Arrogant and greedy ignore rights of poor

-

FOLLOWING ON your editorial about District Six on February 4, I wish to add that reading about the injustices dished out to the residents of Bromwell Street brings back horrible memories of the Group Areas Act, only this time it is the work of rich, powerful and arrogant consortium­s who, with their unlimited resources and the help of the DA-controlled City of Cape Town, feel the poor do not matter, and money and power is what life is about.

Bromwell Street reminds one that those who are so arrogant in dealing with the poor should remember that the land issue in South Africa (and in the rest of the world, including Trump’s massive property empire) should be re-examined in view of how land in colonised countries was acquired.

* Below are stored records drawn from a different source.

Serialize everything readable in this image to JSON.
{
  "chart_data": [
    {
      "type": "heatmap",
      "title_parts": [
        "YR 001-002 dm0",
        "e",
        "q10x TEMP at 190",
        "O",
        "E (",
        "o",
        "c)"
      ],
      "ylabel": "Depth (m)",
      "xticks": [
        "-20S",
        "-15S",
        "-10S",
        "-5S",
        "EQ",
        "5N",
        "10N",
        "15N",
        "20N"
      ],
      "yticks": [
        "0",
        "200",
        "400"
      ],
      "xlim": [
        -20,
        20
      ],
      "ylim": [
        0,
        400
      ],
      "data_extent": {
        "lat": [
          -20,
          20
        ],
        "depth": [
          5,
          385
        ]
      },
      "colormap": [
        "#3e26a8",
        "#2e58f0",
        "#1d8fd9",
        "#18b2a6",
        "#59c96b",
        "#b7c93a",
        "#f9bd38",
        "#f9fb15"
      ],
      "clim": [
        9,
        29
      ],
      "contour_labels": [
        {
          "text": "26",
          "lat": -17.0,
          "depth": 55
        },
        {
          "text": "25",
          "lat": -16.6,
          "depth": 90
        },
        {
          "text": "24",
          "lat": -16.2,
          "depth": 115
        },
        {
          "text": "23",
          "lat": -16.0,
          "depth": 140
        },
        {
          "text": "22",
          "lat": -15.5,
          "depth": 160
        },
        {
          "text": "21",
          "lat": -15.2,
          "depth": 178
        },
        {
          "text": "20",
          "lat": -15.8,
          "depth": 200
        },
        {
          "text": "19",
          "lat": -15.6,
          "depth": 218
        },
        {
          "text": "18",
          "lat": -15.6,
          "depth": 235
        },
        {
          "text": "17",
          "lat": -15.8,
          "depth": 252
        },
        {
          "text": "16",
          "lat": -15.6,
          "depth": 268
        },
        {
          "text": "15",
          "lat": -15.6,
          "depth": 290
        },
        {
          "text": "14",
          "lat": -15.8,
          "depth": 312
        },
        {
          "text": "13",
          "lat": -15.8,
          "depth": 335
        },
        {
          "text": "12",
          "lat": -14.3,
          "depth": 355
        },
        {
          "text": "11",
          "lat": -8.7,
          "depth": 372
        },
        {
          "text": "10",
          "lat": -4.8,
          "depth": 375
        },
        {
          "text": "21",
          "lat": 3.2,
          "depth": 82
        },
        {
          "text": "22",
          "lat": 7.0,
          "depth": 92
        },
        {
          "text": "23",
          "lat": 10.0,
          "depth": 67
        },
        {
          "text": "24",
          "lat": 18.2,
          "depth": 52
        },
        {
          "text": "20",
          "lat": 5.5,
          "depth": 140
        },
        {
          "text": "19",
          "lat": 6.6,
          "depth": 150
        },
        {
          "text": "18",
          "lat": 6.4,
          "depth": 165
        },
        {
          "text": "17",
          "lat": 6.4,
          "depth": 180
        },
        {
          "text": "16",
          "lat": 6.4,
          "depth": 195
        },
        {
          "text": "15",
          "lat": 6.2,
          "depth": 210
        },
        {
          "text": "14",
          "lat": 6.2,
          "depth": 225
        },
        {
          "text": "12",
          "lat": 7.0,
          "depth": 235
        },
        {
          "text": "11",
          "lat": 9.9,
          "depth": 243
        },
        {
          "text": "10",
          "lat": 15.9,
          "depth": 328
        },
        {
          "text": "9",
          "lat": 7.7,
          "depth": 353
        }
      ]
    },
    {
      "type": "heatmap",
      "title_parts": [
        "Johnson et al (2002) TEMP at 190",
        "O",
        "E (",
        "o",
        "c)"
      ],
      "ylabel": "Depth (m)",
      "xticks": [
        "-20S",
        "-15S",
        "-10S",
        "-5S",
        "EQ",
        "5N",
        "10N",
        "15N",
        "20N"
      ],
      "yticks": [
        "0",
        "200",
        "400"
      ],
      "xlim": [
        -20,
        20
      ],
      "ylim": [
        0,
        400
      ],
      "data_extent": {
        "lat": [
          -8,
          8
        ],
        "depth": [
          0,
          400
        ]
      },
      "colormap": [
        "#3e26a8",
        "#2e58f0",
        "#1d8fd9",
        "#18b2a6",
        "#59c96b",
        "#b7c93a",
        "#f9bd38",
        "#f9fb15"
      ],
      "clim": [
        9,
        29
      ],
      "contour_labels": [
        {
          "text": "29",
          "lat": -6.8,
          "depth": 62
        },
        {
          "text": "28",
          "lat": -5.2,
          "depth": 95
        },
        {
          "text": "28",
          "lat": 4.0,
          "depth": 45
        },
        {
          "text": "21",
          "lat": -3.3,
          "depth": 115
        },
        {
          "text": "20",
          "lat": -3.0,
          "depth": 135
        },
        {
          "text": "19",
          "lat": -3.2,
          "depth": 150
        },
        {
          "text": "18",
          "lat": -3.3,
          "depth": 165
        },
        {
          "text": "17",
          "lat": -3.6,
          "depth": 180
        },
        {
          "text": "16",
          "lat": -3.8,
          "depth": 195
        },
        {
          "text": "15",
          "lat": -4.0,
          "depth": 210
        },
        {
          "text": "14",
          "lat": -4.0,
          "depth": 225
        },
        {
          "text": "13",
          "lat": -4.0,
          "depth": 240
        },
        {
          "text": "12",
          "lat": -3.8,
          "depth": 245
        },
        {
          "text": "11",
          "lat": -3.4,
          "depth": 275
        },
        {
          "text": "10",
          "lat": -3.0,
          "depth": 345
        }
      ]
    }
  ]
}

The future has to be addressed by any ruling party – not in the name of progress for the greedy, but in the knowledge that land previously belonged to the people of the land, and not by moving people to some wasteland out of the city precincts.

One truly hopes that some academic will come forward and expose the truth of the past, where land rights were given to settlers while driving out the original inhabitant­s of the land, as is happening in Bromwell Street, driving them from the land given by the Creator for all who lived, worked and tilled the land.

I sincerely hope that the debate will be kept alive.

If we are unable to go back to the past, we can at least curtail the access of the arrogant and greedy to a certain amount of land. To be included in such a debate is the eviction of farm workers where rights seemed to be overridden by arrogant farmers.

We need change and we need it fast if greed, lawlessnes­s and wars are to be curtailed.